Wagner is heading CarbonCure’s team in the $20 million Carbon XPRIZE, a five-year competition that pits teams of innovators against each other in the carbon utilization space. Several thousand teams entered the competition globally, but only two tracks of five teams each remain; the final showdown is in spring 2020. (Watch the XPRIZE video at carboncure.com.)
Wagner — who has a master’s degree in chemistry and an MBA, and who Niven calls “the heart and soul of CarbonCure” — is the only XPRIZE female team captain. She’s beyond excited to see everyone involved, from sponsors to teams to partners, sharing the common mission of reducing carbon emissions on a global scale.

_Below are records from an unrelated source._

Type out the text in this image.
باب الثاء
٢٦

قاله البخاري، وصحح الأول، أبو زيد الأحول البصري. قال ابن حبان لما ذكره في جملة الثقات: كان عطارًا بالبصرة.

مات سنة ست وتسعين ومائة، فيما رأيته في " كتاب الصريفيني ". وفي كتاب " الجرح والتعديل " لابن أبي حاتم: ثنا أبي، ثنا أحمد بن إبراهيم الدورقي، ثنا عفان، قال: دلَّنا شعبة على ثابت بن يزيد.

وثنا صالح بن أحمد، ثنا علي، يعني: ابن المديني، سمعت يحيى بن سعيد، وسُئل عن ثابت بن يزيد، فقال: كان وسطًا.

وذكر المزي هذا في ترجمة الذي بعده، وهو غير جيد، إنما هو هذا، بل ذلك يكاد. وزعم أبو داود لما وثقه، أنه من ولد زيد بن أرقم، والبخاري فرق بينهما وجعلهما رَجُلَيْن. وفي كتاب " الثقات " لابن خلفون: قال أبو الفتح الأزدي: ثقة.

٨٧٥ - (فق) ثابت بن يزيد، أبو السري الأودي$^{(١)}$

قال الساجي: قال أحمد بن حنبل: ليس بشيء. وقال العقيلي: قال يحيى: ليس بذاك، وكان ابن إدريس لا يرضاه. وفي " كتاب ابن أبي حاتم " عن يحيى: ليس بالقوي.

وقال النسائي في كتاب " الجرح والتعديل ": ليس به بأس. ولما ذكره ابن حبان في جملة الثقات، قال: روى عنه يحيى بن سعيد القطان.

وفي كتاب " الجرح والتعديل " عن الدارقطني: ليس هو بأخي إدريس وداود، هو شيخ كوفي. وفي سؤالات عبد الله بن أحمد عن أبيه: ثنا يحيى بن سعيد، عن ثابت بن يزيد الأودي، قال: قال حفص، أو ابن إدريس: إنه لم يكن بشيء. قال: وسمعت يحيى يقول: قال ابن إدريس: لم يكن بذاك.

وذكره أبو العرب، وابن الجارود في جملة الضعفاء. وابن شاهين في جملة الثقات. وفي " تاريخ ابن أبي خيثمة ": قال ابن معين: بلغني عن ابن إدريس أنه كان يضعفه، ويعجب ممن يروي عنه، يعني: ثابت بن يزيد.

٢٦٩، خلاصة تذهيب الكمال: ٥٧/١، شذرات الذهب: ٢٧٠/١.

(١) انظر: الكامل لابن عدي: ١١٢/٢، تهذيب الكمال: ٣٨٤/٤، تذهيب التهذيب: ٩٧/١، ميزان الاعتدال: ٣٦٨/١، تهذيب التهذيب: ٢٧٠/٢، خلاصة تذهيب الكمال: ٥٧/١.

Climate-Change Time Crunch
For CarbonCure to deliver on BEV’s commandment — slowing the climate clock’s ticking — it needs more partners. And it needs them to run, not walk.
“Whether it’s concrete producers, architects, engineers, developers, governments — let’s work together where everyone benefits and demonstrates a model that can really reduce the impacts of climate change,” Niven says. “And let’s then export those models elsewhere. We don’t have to wait for these things to be tried out and developed elsewhere and then eventually adopt these solutions. Let’s create them here – and let’s work together to do that.”